HDL Optimized QAM Transmitter and Receiver

This example shows how to implement a 64-QAM transmitter and receiver for HDL code generation and hardware implementation.

Overview

The HDL Optimized QAM Transmitter and Receiver example shows how to use Simulink® blocks that support HDL code generation to implement the baseband processing of a digital communications transmitter and receiver.

The HDL QAM Tx subsystem generates a complex valued, 64-QAM modulated constellation. A floating point channel model, Channel, is used to add attenuation, channel noise, carrier frequency offset and fractional delay in order to demonstrate the operation of the receiver subsystem. The HDL QAM Rx subsystem implements a practical digital receiver to mitigate the channel impairments using coarse frequency recovery, timing recovery, frame synchronization and magnitude and phase recovery. The received data packets are then decoded and printed to the MATLAB® Command Window by the Text Message Decoding subsystem.

Structure of the Example

The top-level structure of the QAM receiver model is shown in the following figure. The QAM Tx HDL and QAM Rx HDL subsystems have been optimized for HDL code generation.

The detailed structure of the QAM Tx HDL subsystem can be seen in the figure below.

The QAM Tx HDL subsystem contains the following components, which are described in more detail in the HDL Optimized QAM Transmitter section.

  • Data Generation & Packetization - Generates the packets to be transmitted, grouping the bits for mapping to symbols

  • Symbol Mapping - Maps the bits output from the Data Generation & Packetization subsystem to QAM symbols

  • Pulse Shaping - Performs pulse shaping and upsampling of the symbols using an interpolating RRC (Root Raised Cosine) filter prior to transmission

The structure of the Channel can be seen below. As the Channel subsystem is intended to be a rough approximation of a AWGN channel with attenuation and frequency offset it is intended to be run in software. As a result blocks which are not supported for HDL code generation can be used here, such as the Phase/Frequency Offset block. The Phase/Frequency Offset block does not support fixed point data types, hence the conversion to double at the input of the Channel subsystem. The signal is converted back to fixed point before being output from the Channel subsystem. A fractional delay and AWGN are applied to the transmitted signal and the Gain block attenuates the signal.

The detailed structure of the QAM Rx HDL subsystem can be seen in the figure below.

The QAM Rx HDL subsystem contains the following components which are described in more detail in the HDL Optimized QAM Receiver section.

  • Automatic Gain Control (AGC) - Normalizes the received signal power

  • Coarse Frequency Offset Correction - Estimates the approximate frequency offset and corrects. The subsystem also contains the receive RRC filter which downsamples by 2

  • Timing Recovery - Resamples the input signal according to a recovered timing strobe so that symbol decisions are made at the optimum sampling instants

  • Magnitude & Phase Recovery - Performs packet detection, fine grained phase and amplitude correction

  • Demodulate - Demodulates the signal, de-mapping symbols to bits

The structure of the Text Message Decoding subsystem is shown below.

This subsystem is expected to be run in software, therefore, it is preferable to employ frame-based signals to speed up the computation.
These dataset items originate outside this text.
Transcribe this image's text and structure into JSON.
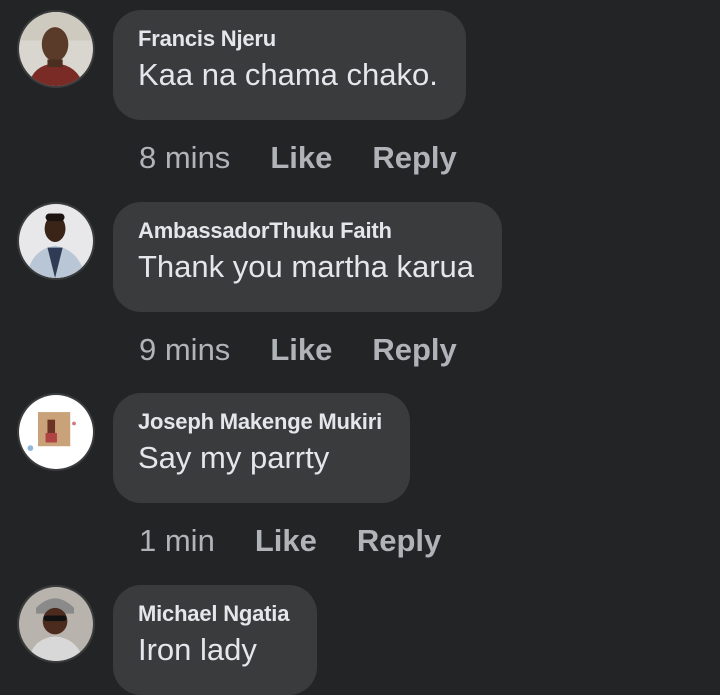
{
  "comments": [
    {
      "author": "Francis Njeru",
      "text": "Kaa na chama chako.",
      "time": "8 mins",
      "like": "Like",
      "reply": "Reply"
    },
    {
      "author": "AmbassadorThuku Faith",
      "text": "Thank you martha karua",
      "time": "9 mins",
      "like": "Like",
      "reply": "Reply"
    },
    {
      "author": "Joseph Makenge Mukiri",
      "text": "Say my parrty",
      "time": "1 min",
      "like": "Like",
      "reply": "Reply"
    },
    {
      "author": "Michael Ngatia",
      "text": "Iron lady"
    }
  ],
  "colors": {
    "background": "#232426",
    "bubble": "#3a3b3c",
    "text_primary": "#e4e6eb",
    "text_secondary": "#b0b3b8"
  },
  "icons": [
    "avatar-francis-njeru",
    "avatar-ambassadorthuku-faith",
    "avatar-joseph-makenge-mukiri",
    "avatar-michael-ngatia"
  ]
}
The Text Message Decoding subsystem has eight sample-based Boolean input signals: dValid, packetStart and signals bit1 to bit6. Conversion from sample-based signals to frame-based counterparts is implemented by the dataframer MATLAB function block. The demodulated bits are valid only when dValid is set high. The dataframer block uses the dValid signal to fill up a delay line with the received bits and the newPacket signal to forward the data stored in the delay line to the output and reset the delay line. The Descramble and Print subsystem processes the received data only when its enable signal goes high. This occurs when either the delay line accumulates 336 valid demodulated bits or the newPacket signal is high. This will cause the dataframer to set the RxGo signal high. While the simulation is running, the Descramble and Print subsystem outputs the string "Hello world! ~64QAM test string~ ###" to the MATLAB command window, where '###' is a repeating sequence of '000', '001, '002', ..., '099'. Every 50 packets, the bit error rate of the data in the last 50 successfully received packets is also displayed in the MATLAB Command Window.

HDL Optimized QAM Transmitter (HDL QAM Tx)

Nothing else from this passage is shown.